Job openings for manufacturing ticked up by 4,000, from 445,000 in February to 449,000 in March. However, the February job openings level of 445,000 was revised downward dramatically from 482,000 in the previous report. Durable goods job openings in March stayed the same at 313,000, while nondurable goods job openings increased by 5,000, from 131,000 in February to 136,000 in March. The manufacturing job openings rate stayed the same at 3.4% in March and decreased from 3.8% the previous year. The rate for durable goods manufacturing similarly stayed the same at 3.8%, while it ticked up 0.1% to 2.7% for nondurable goods.

In the larger economy, the number of job openings fell to 7.2 million, a decrease of 288,000 from the previous month and 901,000 from the previous year. The job openings rate declined to 4.3%, down from 4.5% in February and from 4.9% last year. This data reflects an overall labor market that has eased back to pre-pandemic levels, but remains relatively tight from a historical perspective.

The number of hires in the overall economy increased 41,000 to 5.4 million in March but dropped 61,000 from the previous year. The hires rate for the overall economy stayed the same in March at 3.4%. Meanwhile, the hires rate for manufacturing stayed the same at 2.5% from February. The hires rate for durable goods edged down 0.1% to 2.3%, but ticked up 0.2% to 2.8% for nondurable goods.

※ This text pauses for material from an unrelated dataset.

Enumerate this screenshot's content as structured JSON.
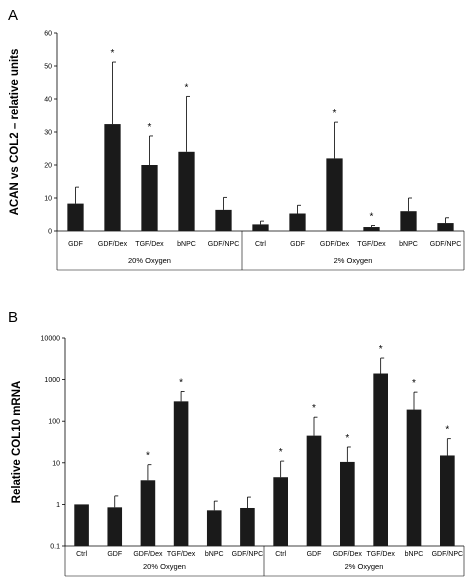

In the larger economy, total separations, which include quits, layoffs, discharges and other separations, fell 179,000 from February to 5.1 million and dropped 131,000 from the previous year. The total separations rate edged down 0.1% to 3.2% for the overall economy and also ticked down 0.1% for manufacturing to 2.4%. Within that rate, layoffs and discharges declined by 15,000 in March for manufacturing, while quits increased by 4,000. The quit and layoff rates continue to remain lower for manufacturing than the total nonfarm sector.